All the concern about animal welfare is expressing itself in many a back yard these days. Supermarket sales of wild birdseed — typically stocked in the produce department or pet aisle — came in at around $108 million for the past two calendar years, according to ACNielsen. Seed purchases at food stores are not at the top of the consumer pecking order, but that could change as retailers stock higher-quality seed and commit to year-round promotions.
“A lot of retailers haven't upgraded their seed selections, and much of what they have is buried most of the year on the shelf,” said Mike Wulf, national sales manager for D&D Commodities, a seed processor in St. Louis.

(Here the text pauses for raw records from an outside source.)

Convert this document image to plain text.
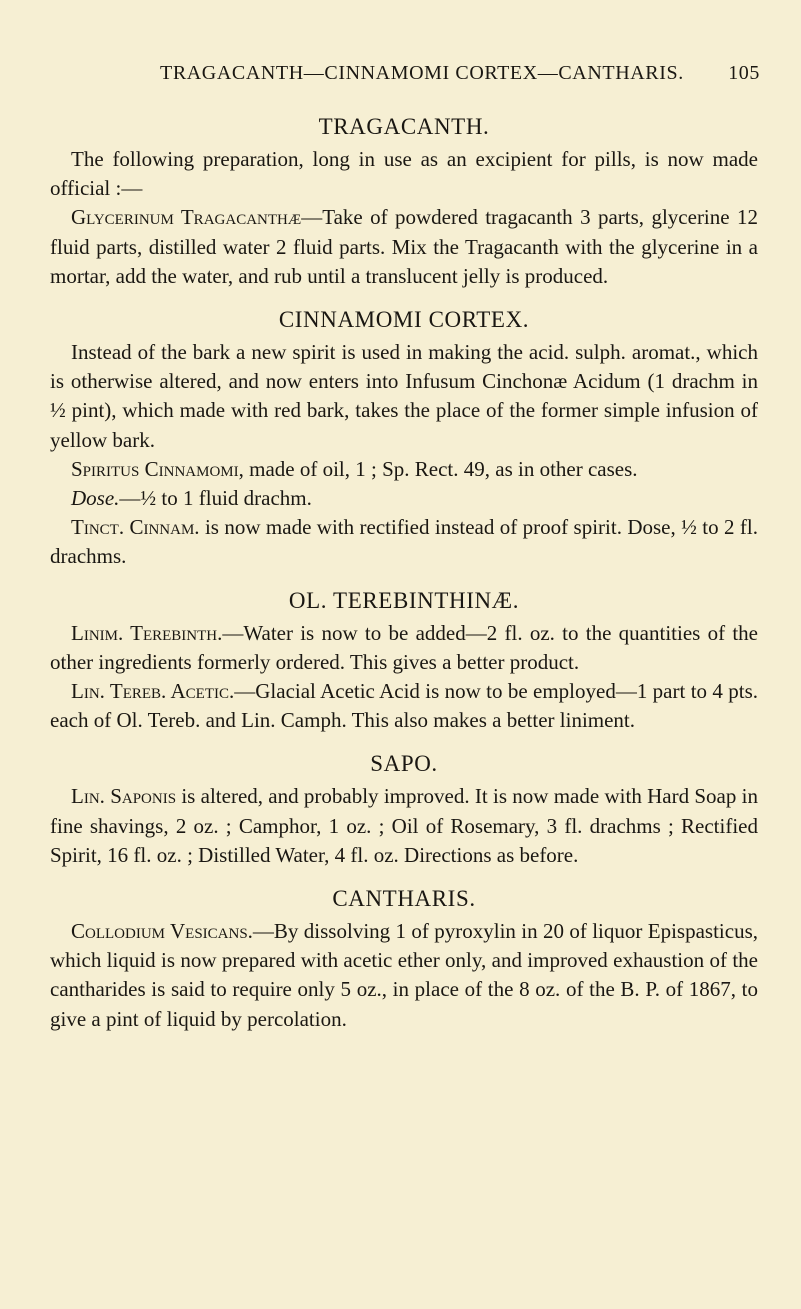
TRAGACANTH—CINNAMOMI CORTEX—CANTHARIS. 105
TRAGACANTH.

The following preparation, long in use as an excipient for pills, is now made official :—

Glycerinum Tragacanthæ—Take of powdered tragacanth 3 parts, glycerine 12 fluid parts, distilled water 2 fluid parts. Mix the Tragacanth with the glycerine in a mortar, add the water, and rub until a translucent jelly is produced.

CINNAMOMI CORTEX.

Instead of the bark a new spirit is used in making the acid. sulph. aromat., which is otherwise altered, and now enters into Infusum Cinchonæ Acidum (1 drachm in ½ pint), which made with red bark, takes the place of the former simple infusion of yellow bark.

Spiritus Cinnamomi, made of oil, 1 ; Sp. Rect. 49, as in other cases.

Dose.—½ to 1 fluid drachm.

Tinct. Cinnam. is now made with rectified instead of proof spirit. Dose, ½ to 2 fl. drachms.

OL. TEREBINTHINÆ.

Linim. Terebinth.—Water is now to be added—2 fl. oz. to the quantities of the other ingredients formerly ordered. This gives a better product.

Lin. Tereb. Acetic.—Glacial Acetic Acid is now to be employed—1 part to 4 pts. each of Ol. Tereb. and Lin. Camph. This also makes a better liniment.

SAPO.

Lin. Saponis is altered, and probably improved. It is now made with Hard Soap in fine shavings, 2 oz. ; Camphor, 1 oz. ; Oil of Rosemary, 3 fl. drachms ; Rectified Spirit, 16 fl. oz. ; Distilled Water, 4 fl. oz. Directions as before.

CANTHARIS.

Collodium Vesicans.—By dissolving 1 of pyroxylin in 20 of liquor Epispasticus, which liquid is now prepared with acetic ether only, and improved exhaustion of the cantharides is said to require only 5 oz., in place of the 8 oz. of the B. P. of 1867, to give a pint of liquid by percolation.
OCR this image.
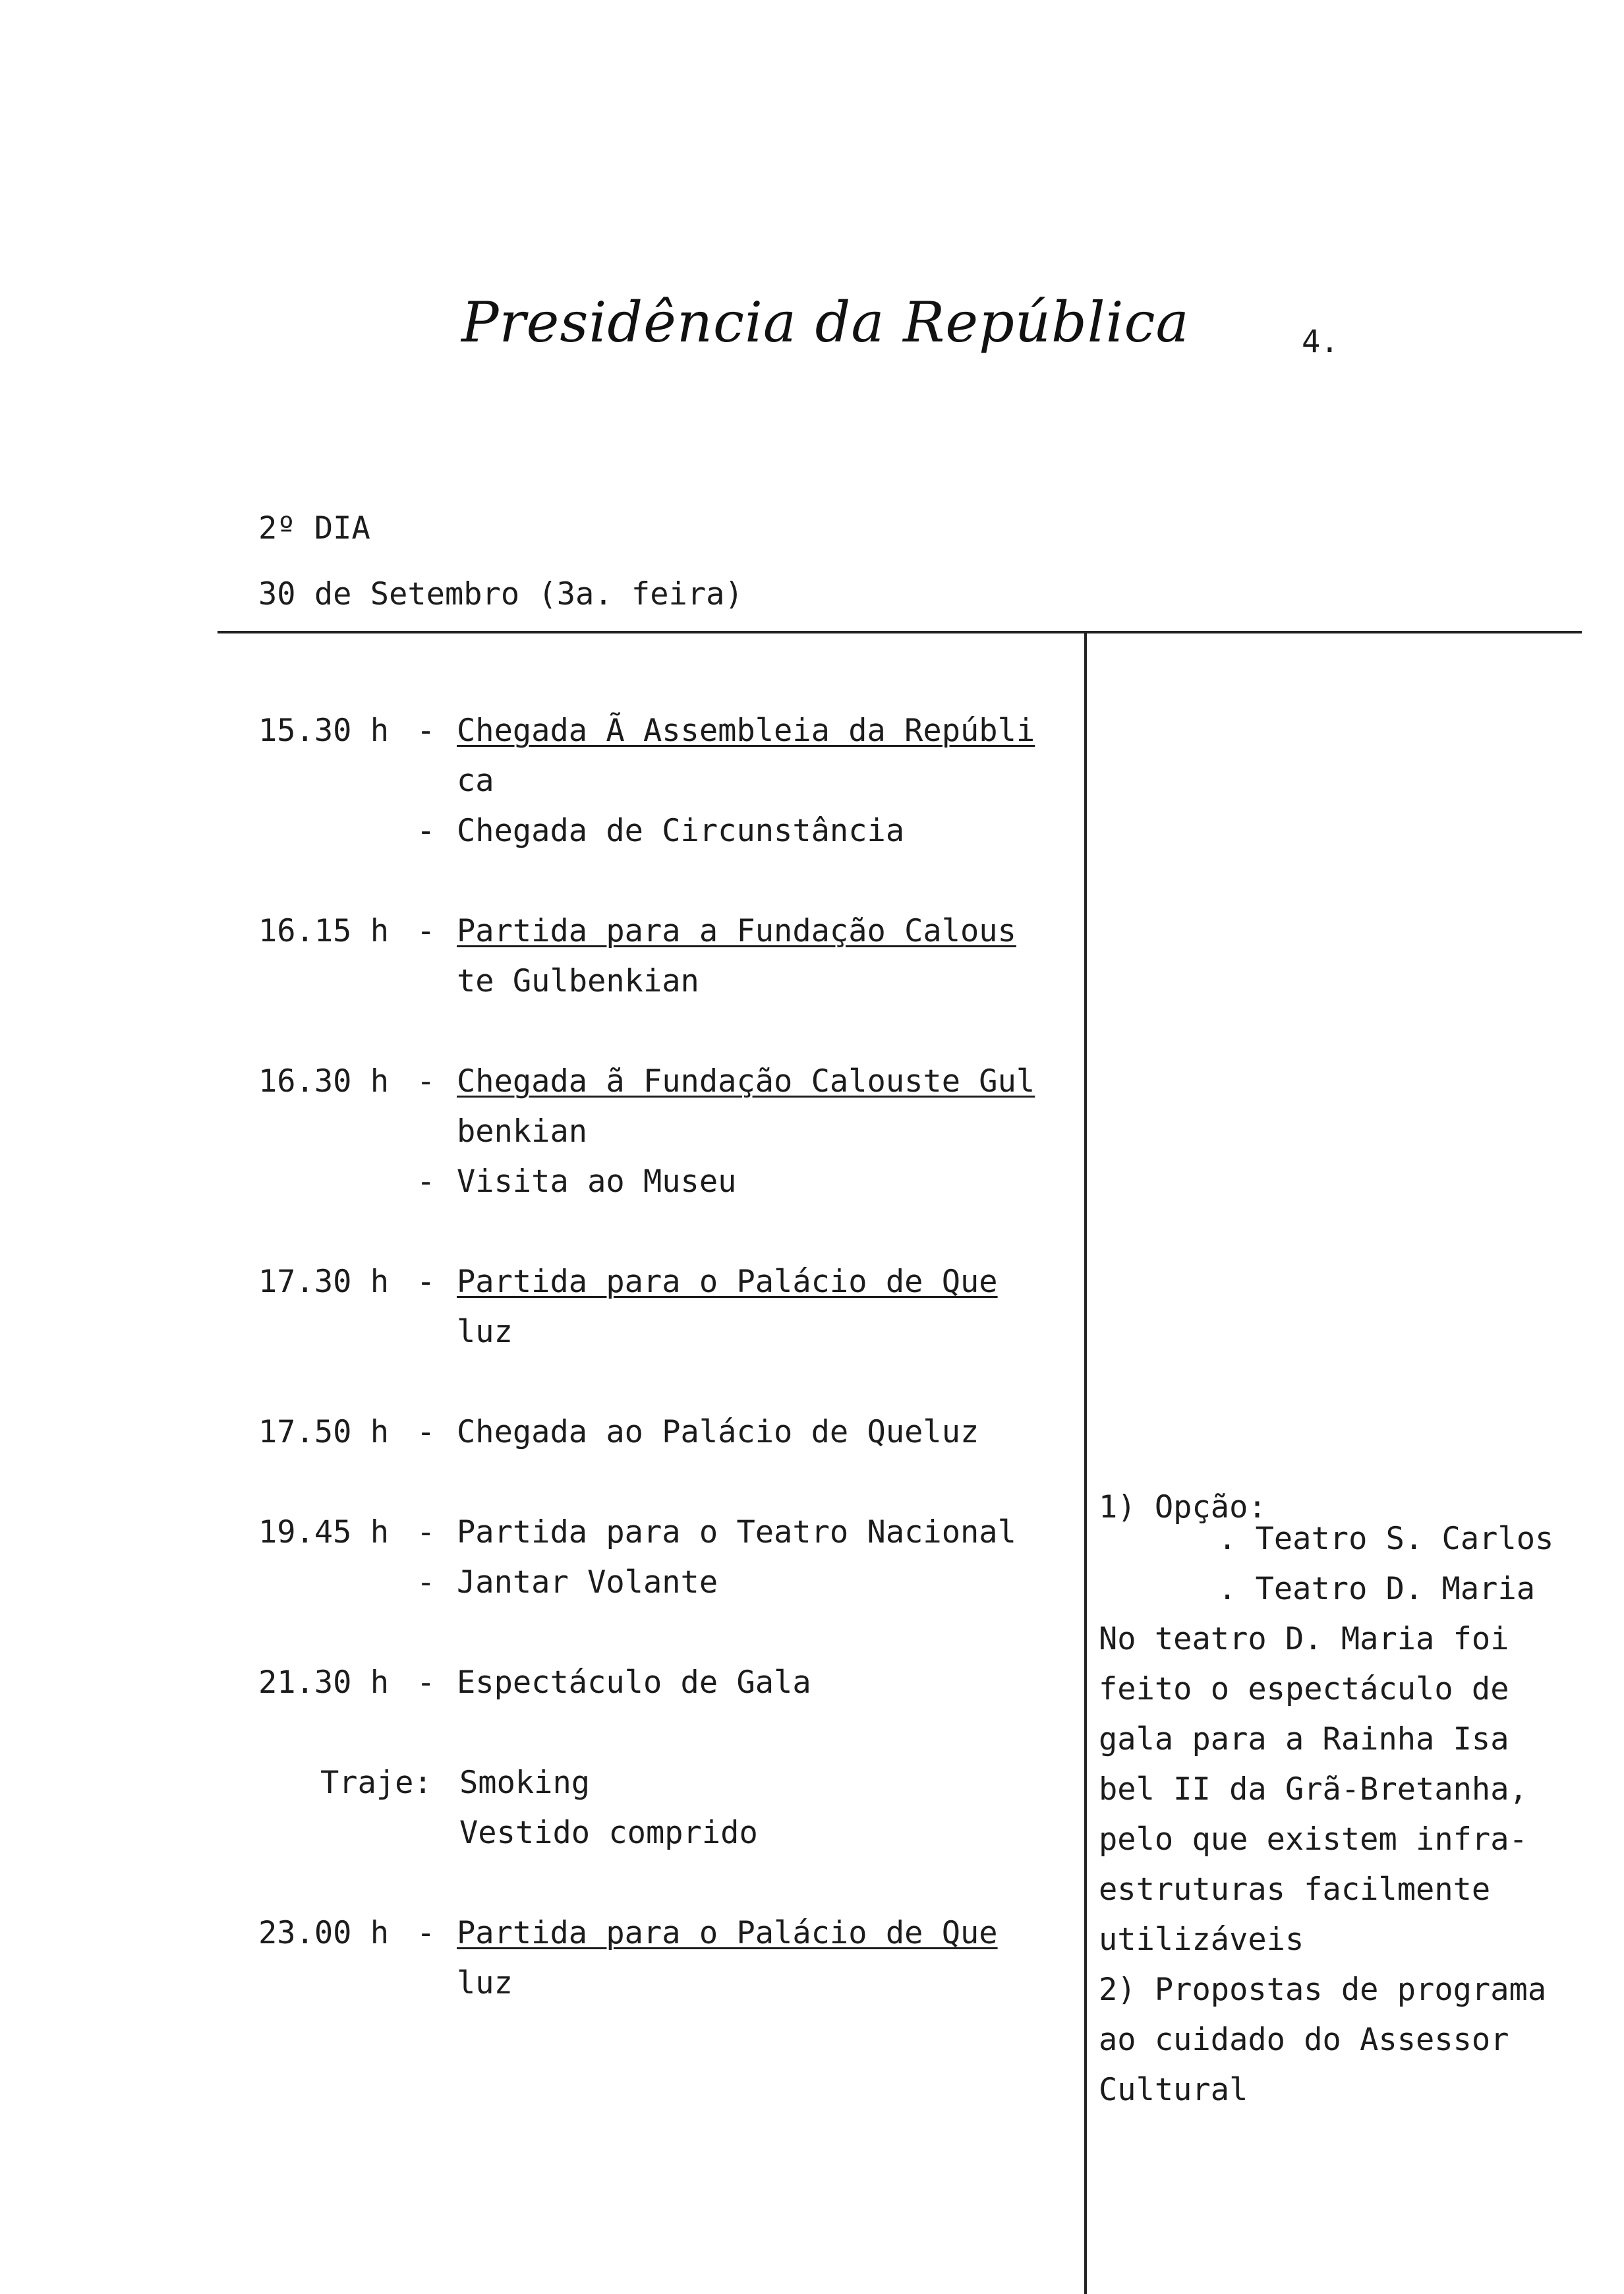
Presidência da República	4.
2º DIA
30 de Setembro (3a. feira)
15.30 h - Chegada Ã Assembleia da Repúbli
ca
- Chegada de Circunstância
16.15 h - Partida para a Fundação Calous
te Gulbenkian
16.30 h - Chegada ã Fundação Calouste Gul
benkian
- Visita ao Museu
17.30 h - Partida para o Palácio de Que
luz
17.50 h - Chegada ao Palácio de Queluz
19.45 h - Partida para o Teatro Nacional
- Jantar Volante
21.30 h - Espectáculo de Gala
Traje: Smoking
Vestido comprido
23.00 h - Partida para o Palácio de Que
luz
1) Opção:
. Teatro S. Carlos
. Teatro D. Maria
No teatro D. Maria foi
feito o espectáculo de
gala para a Rainha Isa
bel II da Grã-Bretanha,
pelo que existem infra-
estruturas facilmente
utilizáveis
2) Propostas de programa
ao cuidado do Assessor
Cultural
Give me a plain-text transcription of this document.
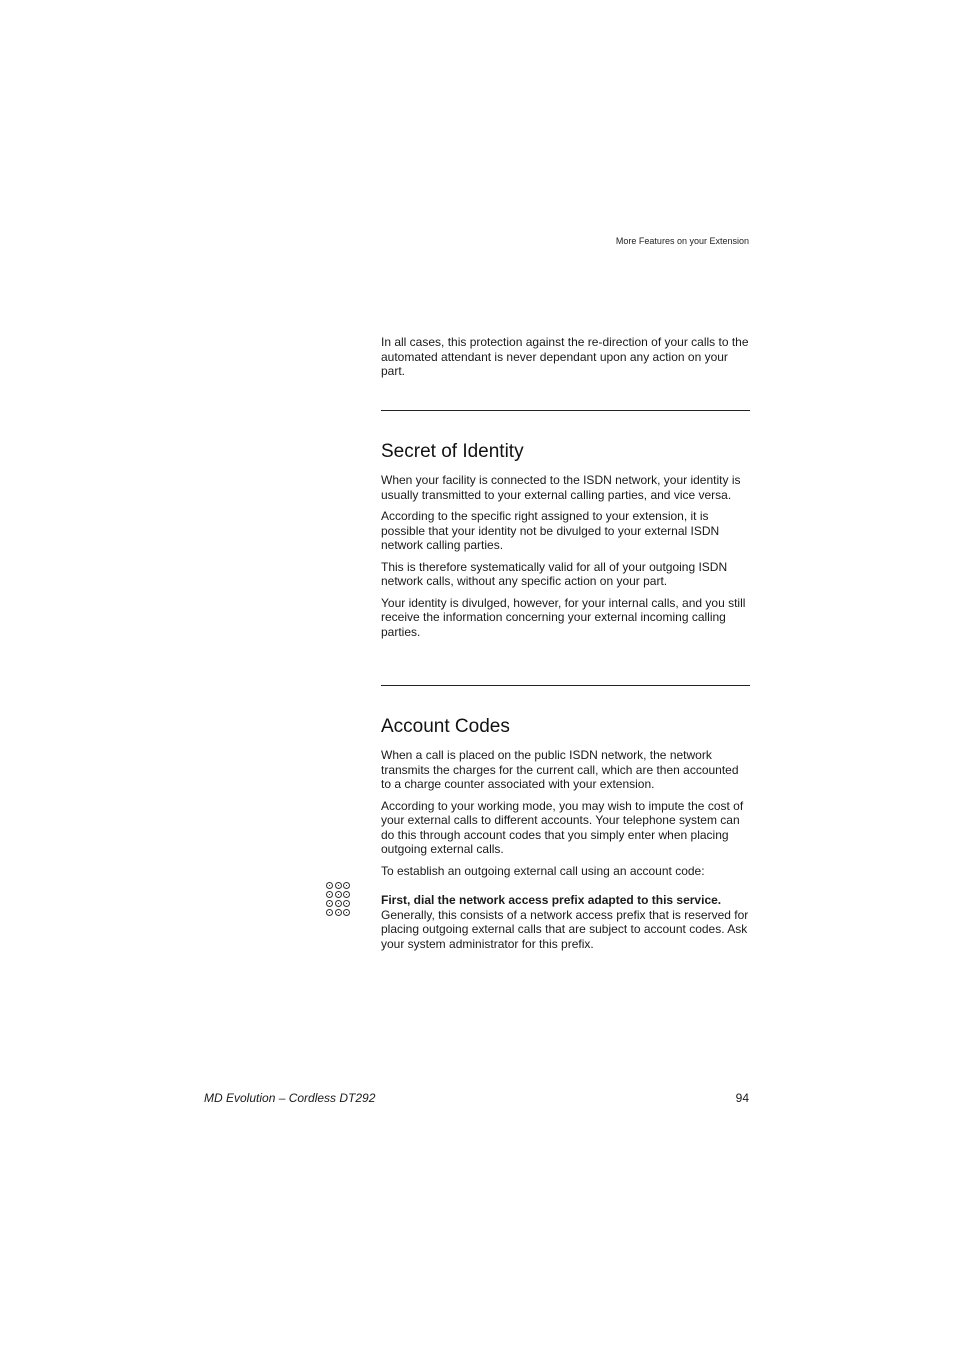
More Features on your Extension

In all cases, this protection against the re-direction of your calls to the automated attendant is never dependant upon any action on your part.

Secret of Identity

When your facility is connected to the ISDN network, your identity is usually transmitted to your external calling parties, and vice versa.

According to the specific right assigned to your extension, it is possible that your identity not be divulged to your external ISDN network calling parties.

This is therefore systematically valid for all of your outgoing ISDN network calls, without any specific action on your part.

Your identity is divulged, however, for your internal calls, and you still receive the information concerning your external incoming calling parties.

Account Codes

When a call is placed on the public ISDN network, the network transmits the charges for the current call, which are then accounted to a charge counter associated with your extension.

According to your working mode, you may wish to impute the cost of your external calls to different accounts. Your telephone system can do this through account codes that you simply enter when placing outgoing external calls.

To establish an outgoing external call using an account code:

First, dial the network access prefix adapted to this service.
Generally, this consists of a network access prefix that is reserved for placing outgoing external calls that are subject to account codes. Ask your system administrator for this prefix.

MD Evolution – Cordless DT292	94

Bird feeding is the nation's No. 2 home-based hobby, behind gardening. Research by the Wild Bird Feeding Industry, a Sioux Falls, S.D.-based trade organization, shows that well-educated women over the age of 40 are the primary practitioners.
“Empty nesters are also inclined to be bird feeders,” said Susan Hays, executive director of the WBFI Research Foundation. “We also find a lot of home schoolers that are bird feeders, because they can be an instructive science project for kids.”
Baby boomers, too, figure into the growth pattern. As a generation intent on staying independent rather than moving to elder housing, they're more likely to keep their homes, and therefore, their back yards.
Supermarkets might find all of this something to crow about.